2. Description of the Related Art
Currently, ArF liquid immersion lithography has been used in pattern formation with edges, but a resolution that can be reached by a maximum NA of water immersion lithography using a NA 1.35 lens is from 40 to 38 nm. Therefore, for the pattern formation beyond a 30 nm node, a double patterning process has been adopted (see Proc. SPIE Vol. 5992 p. 59921Q-1-16), and many processes have been proposed for the method.
As the double patterning, a spacer process has been proposed and has become a mainstream in the manufacture of an NAND flash memory (see 4th Liquid Immersion Symposium (2007) Presentation No.: PR-01, Title: Implementation of immersion lithography to NAND/CMOS lithography to NAND/CMOS device manufacturing).
Generally, in order to form a silicon oxide film on the periphery of a core material by a chemical vapor deposition (CVD) method and use this silicon oxide film as a spacer, the core material of the spacer is required to have heat resistance during CVD. Therefore, a technique in which a hard mask including a polysilicon film, a silicon oxide film, a silicon nitride film, a silicon nitride oxide film, a titanium nitride film, an amorphous carbon film, or the like is used as a core material of a spacer (see, for example, JP2006-32648A and JP2007-305970A) is a mainstream.

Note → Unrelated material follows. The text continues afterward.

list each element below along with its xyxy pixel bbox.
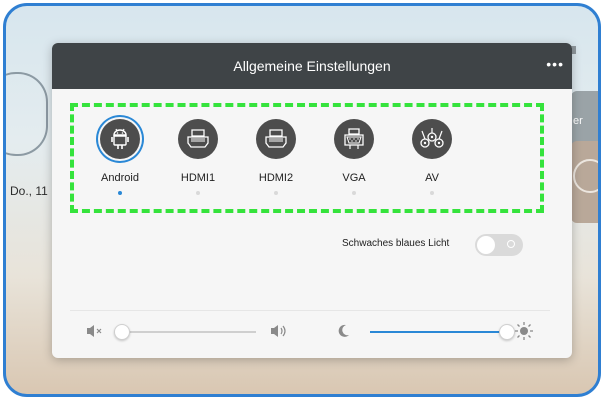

More specifically, in this technique, as shown in the schematic cross-sectional view of FIG. 2A, first, a substrate to be processed 13 as a second substrate, a hard mask layer 12, and a resist layer are formed in this order on a first substrate 14, and then the resist layer is subjected to exposure and development with an alkali developer to form a resist pattern 21.
Next, as shown in the schematic cross-sectional view of FIG. 2B, the hard mask layer 12 is subjected to an etching treatment using a resist pattern 21 as a mask to form a hard mask pattern 22 as a core material.
Next, as shown in the schematic cross-sectional view of FIG. 2C, a silicon oxide film 15 is formed on the substrate to be processed 13 by a chemical vapor deposition method (CVD) so as to cover the periphery of the hard mask layer 22, and as shown in the schematic cross-sectional view of FIG. 2D, an area other than the area on the side wall of the hard mask pattern 22 of the silicon oxide film 15 is removed to form a pattern including a plurality of spacers 25.
Subsequently, as shown in the schematic cross-sectional view of FIG. 2E, the hard mask pattern 22 as a core material is selectively removed, and then, as shown in the schematic cross-sectional view of FIG. 2F, the substrate to be processed 13 is subjected to an etching treatment using a pattern including a plurality of spacers 25 as a mask to form a desired pattern 24 on the first substrate 14.